I couldn't possibly be prouder of both boys. I knew they were strong riders as we get lots of practice but it's good to put them up against their peers and see them do so well (didn't think my oldest son could really be bothered to make enough effort to win!). Anyway, they have come away with medals, event T-shirts and a huge boost to their confidence/egos 

Baby Skol (furthest from the camera) on the start line for his race and not looking like he is paying attention, with the (much) bigger kid that beat him closest to the camera.





Funny how it was the under 8s and Baby Skol is 8 years old in 1 month so I wonder when the bigger kids 8th birthday is? 





Oldest Skol Jnr in the lead and staying there.....





And here he is crossing the line to start his second lap on the way to VICTORY (I didn't shout much )





And looking V.cool in the process......


----------



## ScotiaLass (9 Feb 2014)

Well done to both your boys....you must be so proud!!


----------



## I like Skol (9 Feb 2014)

ScotiaLass said:


> ...you must be so proud!!


I think I may already have said that several times and quite loudly to anyone that will listen (and also those that won't!), but yes I am 

This is their second ever race, they did the same event about 2 yrs ago when Baby Skol was the youngest rider there.


----------



## potsy (9 Feb 2014)

Excellent stuff from the junior skol's 

Hope the bikes are now spotless?


----------



## welsh dragon (9 Feb 2014)

I like Skol said:


> I think I may already have said that several times and quite loudly to anyone that will listen (and also those that won't!), but yes I am
> 
> This is their second ever race, they did the same event about 2 yrs ago when Baby Skol was the youngest rider there.



Well done and congratulations to the kids and a very proud dad.


----------



## coffeejo (9 Feb 2014)

That's great news, well done the Skols!


----------



## 400bhp (9 Feb 2014)

Looking forward to the day they leave Papa Skol for dead along the TPT

What's the youngest age you can get kids into this stuff?

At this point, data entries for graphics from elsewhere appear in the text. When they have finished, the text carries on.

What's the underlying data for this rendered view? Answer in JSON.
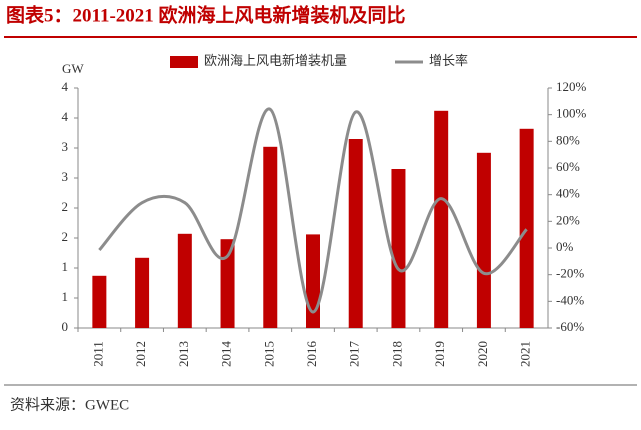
{
  "chart_data": {
    "type": "bar_line",
    "title": "图表5：2011-2021 欧洲海上风电新增装机及同比",
    "y_label": "GW",
    "source": "资料来源：GWEC",
    "categories": [
      "2011",
      "2012",
      "2013",
      "2014",
      "2015",
      "2016",
      "2017",
      "2018",
      "2019",
      "2020",
      "2021"
    ],
    "series": [
      {
        "name": "欧洲海上风电新增装机量",
        "type": "bar",
        "color": "#c00000",
        "values": [
          0.87,
          1.17,
          1.57,
          1.48,
          3.02,
          1.56,
          3.15,
          2.65,
          3.62,
          2.92,
          3.32
        ]
      },
      {
        "name": "增长率",
        "type": "line",
        "axis": "y2",
        "color": "#8c8c8c",
        "smooth": true,
        "values": [
          -1.5,
          34,
          34,
          -6,
          104,
          -48,
          102,
          -16,
          37,
          -19,
          14
        ]
      }
    ],
    "ylim": [
      0,
      4
    ],
    "yticks": [
      0,
      {
        "value": 0.5,
        "label": "1"
      },
      1,
      {
        "value": 1.5,
        "label": "2"
      },
      2,
      {
        "value": 2.5,
        "label": "3"
      },
      3,
      {
        "value": 3.5,
        "label": "4"
      },
      4
    ],
    "y2lim": [
      -60,
      120
    ],
    "y2ticks": [
      {
        "value": -60,
        "label": "-60%"
      },
      {
        "value": -40,
        "label": "-40%"
      },
      {
        "value": -20,
        "label": "-20%"
      },
      {
        "value": 0,
        "label": "0%"
      },
      {
        "value": 20,
        "label": "20%"
      },
      {
        "value": 40,
        "label": "40%"
      },
      {
        "value": 60,
        "label": "60%"
      },
      {
        "value": 80,
        "label": "80%"
      },
      {
        "value": 100,
        "label": "100%"
      },
      {
        "value": 120,
        "label": "120%"
      }
    ],
    "legend": "top"
  }
}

I must ask this on another thread. Mine is 5 and I'd like to get her involved in stuff.


----------



## Haitch (9 Feb 2014)

Well done. I used to ride a motorbike round that field.


----------



## dan_bo (9 Feb 2014)

Brill. Top stuff Skolly JRs.


----------



## babytiger (9 Feb 2014)

Well done to both your lads.Bet your well chuffed


----------



## Dangermouse (9 Feb 2014)

Yaaayyyyyyyyyyyy go Team Skol


----------



## fossyant (9 Feb 2014)

Good stuff. Both your lads can't half ride well.


----------



## I like Skol (9 Feb 2014)

potsy said:


> Hope the bikes are now spotless?


Of course! They get the glory and I get the hosepipe out......


400bhp said:


> Looking forward to the day they leave Papa Skol for dead along the TPT


It'll never happen, I'm still super dad in their eyes and plan to be for a long, long time! 


400bhp said:


> What's the youngest age you can get kids into this stuff? I must ask this on another thread. Mine is 5 and I'd like to get her involved in stuff.

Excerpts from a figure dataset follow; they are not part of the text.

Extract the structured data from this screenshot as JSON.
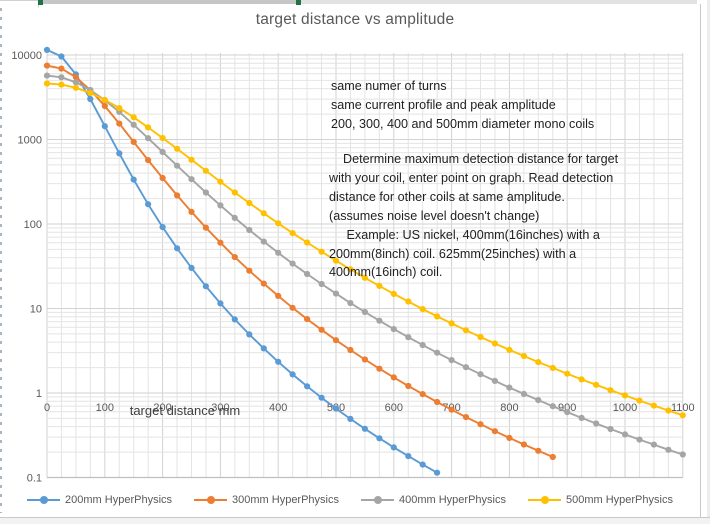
{
  "chrome": {
    "selection_handle_color": "#217346",
    "selection_bar_color": "#c6c6c6",
    "border_color": "#c9c9c9"
  },
  "chart_data": {
    "type": "line",
    "title": "target distance vs amplitude",
    "xlabel": "target distance mm",
    "ylabel": "",
    "legend_position": "bottom",
    "grid": true,
    "x_axis": {
      "min": 0,
      "max": 1100,
      "label_step": 100,
      "gridline_step": 25,
      "tick_labels": [
        "0",
        "100",
        "200",
        "300",
        "400",
        "500",
        "600",
        "700",
        "800",
        "900",
        "1000",
        "1100"
      ]
    },
    "y_axis": {
      "scale": "log",
      "min": 0.1,
      "max": 10000,
      "tick_labels": [
        "10000",
        "1000",
        "100",
        "10",
        "1",
        "0.1"
      ],
      "tick_values": [
        10000,
        1000,
        100,
        10,
        1,
        0.1
      ]
    },
    "annotations": {
      "setup_notes": [
        "same numer of turns",
        "same current profile and peak amplitude",
        "200, 300, 400 and 500mm diameter mono coils"
      ],
      "instructions": [
        "    Determine maximum detection distance for target",
        "with your coil, enter point on graph. Read detection",
        "distance for other coils at same amplitude.",
        "(assumes noise level doesn't change)",
        "     Example: US nickel, 400mm(16inches) with a",
        "200mm(8inch) coil. 625mm(25inches) with a",
        "400mm(16inch) coil."
      ]
    },
    "series": [
      {
        "name": "200mm HyperPhysics",
        "color": "#5B9BD5",
        "points": [
          [
            0,
            11500
          ],
          [
            25,
            9587
          ],
          [
            50,
            5888
          ],
          [
            75,
            3015
          ],
          [
            100,
            1438
          ],
          [
            125,
            684
          ],
          [
            150,
            335
          ],
          [
            175,
            171.5
          ],
          [
            200,
            92
          ],
          [
            225,
            51.6
          ],
          [
            250,
            30.2
          ],
          [
            275,
            18.3
          ],
          [
            300,
            11.5
          ],
          [
            325,
            7.44
          ],
          [
            350,
            4.94
          ],
          [
            375,
            3.37
          ],
          [
            400,
            2.34
          ],
          [
            425,
            1.66
          ],
          [
            450,
            1.2
          ],
          [
            475,
            0.879
          ],
          [
            500,
            0.654
          ],
          [
            525,
            0.494
          ],
          [
            550,
            0.377
          ],
          [
            575,
            0.291
          ],
          [
            600,
            0.227
          ],
          [
            625,
            0.179
          ],
          [
            650,
            0.142
          ],
          [
            675,
            0.114
          ]
        ]
      },
      {
        "name": "300mm HyperPhysics",
        "color": "#ED7D31",
        "points": [
          [
            0,
            7500
          ],
          [
            25,
            6908
          ],
          [
            50,
            5468
          ],
          [
            75,
            3840
          ],
          [
            100,
            2489
          ],
          [
            125,
            1542
          ],
          [
            150,
            937
          ],
          [
            175,
            570
          ],
          [
            200,
            350
          ],
          [
            225,
            218
          ],
          [
            250,
            139
          ],
          [
            275,
            90.4
          ],
          [
            300,
            60
          ],
          [
            325,
            40.6
          ],
          [
            350,
            28
          ],
          [
            375,
            19.7
          ],
          [
            400,
            14.1
          ],
          [
            425,
            10.2
          ],
          [
            450,
            7.5
          ],
          [
            475,
            5.59
          ],
          [
            500,
            4.22
          ],
          [
            525,
            3.23
          ],
          [
            550,
            2.49
          ],
          [
            575,
            1.94
          ],
          [
            600,
            1.53
          ],
          [
            625,
            1.21
          ],
          [
            650,
            0.97
          ],
          [
            675,
            0.782
          ],
          [
            700,
            0.635
          ],
          [
            725,
            0.519
          ],
          [
            750,
            0.427
          ],
          [
            775,
            0.353
          ],
          [
            800,
            0.294
          ],
          [
            825,
            0.246
          ],
          [
            850,
            0.207
          ],
          [
            875,
            0.175
          ]
        ]
      },
      {
        "name": "400mm HyperPhysics",
        "color": "#A5A5A5",
        "points": [
          [
            0,
            5700
          ],
          [
            25,
            5441
          ],
          [
            50,
            4752
          ],
          [
            75,
            3841
          ],
          [
            100,
            2918
          ],
          [
            125,
            2120
          ],
          [
            150,
            1494
          ],
          [
            175,
            1035
          ],
          [
            200,
            712
          ],
          [
            225,
            490
          ],
          [
            250,
            339
          ],
          [
            275,
            236
          ],
          [
            300,
            166
          ],
          [
            325,
            118
          ],
          [
            350,
            85
          ],
          [
            375,
            61.9
          ],
          [
            400,
            45.6
          ],
          [
            425,
            34
          ],
          [
            450,
            25.6
          ],
          [
            475,
            19.5
          ],
          [
            500,
            15
          ],
          [
            525,
            11.6
          ],
          [
            550,
            9.08
          ],
          [
            575,
            7.17
          ],
          [
            600,
            5.7
          ],
          [
            625,
            4.57
          ],
          [
            650,
            3.69
          ],
          [
            675,
            3.0
          ],
          [
            700,
            2.45
          ],
          [
            725,
            2.02
          ],
          [
            750,
            1.67
          ],
          [
            775,
            1.39
          ],
          [
            800,
            1.16
          ],
          [
            825,
            0.975
          ],
          [
            850,
            0.823
          ],
          [
            875,
            0.698
          ],
          [
            900,
            0.594
          ],
          [
            925,
            0.508
          ],
          [
            950,
            0.436
          ],
          [
            975,
            0.375
          ],
          [
            1000,
            0.324
          ],
          [
            1025,
            0.281
          ],
          [
            1050,
            0.245
          ],
          [
            1075,
            0.213
          ],
          [
            1100,
            0.187
          ]
        ]
      },
      {
        "name": "500mm HyperPhysics",
        "color": "#FFC000",
        "points": [
          [
            0,
            4600
          ],
          [
            25,
            4465
          ],
          [
            50,
            4089
          ],
          [
            75,
            3552
          ],
          [
            100,
            2947
          ],
          [
            125,
            2355
          ],
          [
            150,
            1829
          ],
          [
            175,
            1391
          ],
          [
            200,
            1043
          ],
          [
            225,
            776
          ],
          [
            250,
            575
          ],
          [
            275,
            426
          ],
          [
            300,
            317
          ],
          [
            325,
            236
          ],
          [
            350,
            177
          ],
          [
            375,
            134
          ],
          [
            400,
            102
          ],
          [
            425,
            78.1
          ],
          [
            450,
            60.4
          ],
          [
            475,
            47
          ],
          [
            500,
            36.8
          ],
          [
            525,
            29.1
          ],
          [
            550,
            23.1
          ],
          [
            575,
            18.5
          ],
          [
            600,
            14.9
          ],
          [
            625,
            12.1
          ],
          [
            650,
            9.84
          ],
          [
            675,
            8.07
          ],
          [
            700,
            6.66
          ],
          [
            725,
            5.52
          ],
          [
            750,
            4.6
          ],
          [
            775,
            3.85
          ],
          [
            800,
            3.24
          ],
          [
            825,
            2.74
          ],
          [
            850,
            2.32
          ],
          [
            875,
            1.98
          ],
          [
            900,
            1.69
          ],
          [
            925,
            1.45
          ],
          [
            950,
            1.25
          ],
          [
            975,
            1.08
          ],
          [
            1000,
            0.936
          ],
          [
            1025,
            0.814
          ],
          [
            1050,
            0.71
          ],
          [
            1075,
            0.621
          ],
          [
            1100,
            0.545
          ]
        ]
      }
    ],
    "style": {
      "gridline_minor_color": "#e4e4e4",
      "gridline_major_color": "#d2d2d2",
      "axis_line_color": "#bfbfbf",
      "tick_text_color": "#595959"
    }
  }
}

My youngest did this event I think in Nov 2011 so would have been around 5¾. The BC team are very enthusiastic and accommodating and I'm sure you would have fitted right in if you had turned up today. I think today's event was more of a promotional event but I'm pretty sure the organising club (Mossley CRT?) and BC do run a series through the year that follows on from todays event?


dan_bo said:


> Brill. Top stuff Skolly JRs.


As I watched them race I just kept wishing I had participated in that race you did at Clayton Vale recently (I can do that! )


fossyant said:


> Good stuff. Both your lads can't half ride well.


I know they are competent because we do lots of varied types of riding, but today they proved they are good. I can see me having a long and fruitful career as the Team Skol support crew in years to come!


----------



## coffeejo (10 Feb 2014)

I like Skol said:


> Im still super dad in their eyes and plan to be for a long, long time!


Someone in my group said recently - rather wistfully - that his grandkids used to boast about their grandad being the fastest cyclist in the world. Then it was "after Wiggo". Now "and Chris Frome" has been tacked onto the end. Kids - they keep you honest


----------



## Puddles (10 Feb 2014)

Congratulations to the small Skols & big Skols well done!


----------